Heidi Cornman is the volunteer chairwoman for Relay For Life. 
 (Kathy Plonka / The Spokesman-Review)
Heidi Cornman is the volunteer chairwoman for Relay For Life. (Kathy Plonka / The Spokesman-Review)
Laura Umthun Correspondent

Heidi Cornman is cancer-free today because of early detection.

As volunteer chairwoman of the 2005 American Cancer Society’s Relay For Life, Cornman is determined to spread the word and raise awareness about cancer prevention, early detection, and treatment. Cornman averages two presentations a week to community groups, chambers and school districts.

Relay For Life is scheduled for Friday and next Saturday from 6 p.m. until noon at the Greyhound Park Event Center in Post Falls.

Cornman is also a busy parent and full-time lending consultant for a Spokane mortgage corporation.

“I need two days’ notice if you stop by my house for coffee,” Cornman says with a chuckle.

Relay For Life “is a community gathering where everyone can participate in the fight against cancer, and represents the hope that those lost to cancer will never be forgotten, that those who face cancer will be supported, and that one day cancer will be eliminated,” according to the organization’s literature.

Team members set up campsites around a track and take turns walking, jogging or running during the 18-hour marathon. Each team raises money all yearlong by organizing car washes, bake sales and other activities. They also raise money by holding raffles at their individual campsites during Relay.

There have been some big changes made to Relay this year. First, the site changed to the Greyhound Park Event Center from Coeur d’Alene and Lake City High Schools.

The event center has all the amenities including tables, chairs, indoor plumbing and a building where people can escape in case of rain.

Second, the date of Relay was changed from mid-July to mid-May, primarily to increase youth participation, which is harder to enlist in the summer months.

“Relay is a community-owned and driven event and we want people from all over the county to attend. The event center is a central, easy to reach location,” Cornman says.

The fund-raising goal this year is $125,000 – a significant jump from the 2004 goal of $100,000.

Twenty to 30 planning committee members have been meeting for more than 10 months to organize Relay, but volunteers and corporate sponsorships are still needed.

The Nick Schrierman Band will provide music, and food has been donated by Qdoba Mexican Grill. There will be a silent auction, a classic car show, and free massages for everyone. The Red Hot Mamas will complete a lap for cancer prevention, and Cornman wants to encourage the public to attend.

“This is a family, fun event,” she says.

When the sun goes down, hundreds of luminarias light the way under the stars to remember those lost to cancer, in honor of someone still fighting cancer, or in special recognition of someone who has beaten the disease. Names are read aloud in a ceremony that can take an hour to an hour and a half.

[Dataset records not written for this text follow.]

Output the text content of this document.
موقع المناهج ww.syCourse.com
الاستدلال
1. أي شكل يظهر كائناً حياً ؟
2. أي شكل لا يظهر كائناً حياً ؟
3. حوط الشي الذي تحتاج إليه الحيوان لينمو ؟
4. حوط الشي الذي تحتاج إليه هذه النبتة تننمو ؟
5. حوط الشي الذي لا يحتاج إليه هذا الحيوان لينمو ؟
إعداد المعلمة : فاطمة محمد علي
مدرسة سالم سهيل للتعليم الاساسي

“The ceremony of light symbolizes the hope and perseverance with which we all continue to fight,” says Cornman.

Relay kicks off with the Survivors Lap, and Cornman says it is “symbolic of the strength and courage of a community who is making progress in the battle against cancer.”

Cornman easily quotes cancer statistics by heart, without missing a beat.

“In a room of 10 people, three people will die of cancer,” Cornman says. “We lose more people to cancer than to AIDS, natural disasters and car accidents all combined.”

One in three Americans will be diagnosed with cancer in their lifetime, 500,000 people a year will die from cancer, and one-third of youth smokers will die from tobacco related illnesses, she says.

“We have people come from all across the U.S. to participate in Relay,” Cornman says. “One family holds a reunion at the track every year to celebrate their mother’s life.”

Cornman’s volunteerism is an integral part of her belief that, as a parent, her responsibility is to lead by example.

“I want my daughter to grow up, be a productive member of society, and to believe she can make a difference. If I save even one person, all my efforts are worth it.”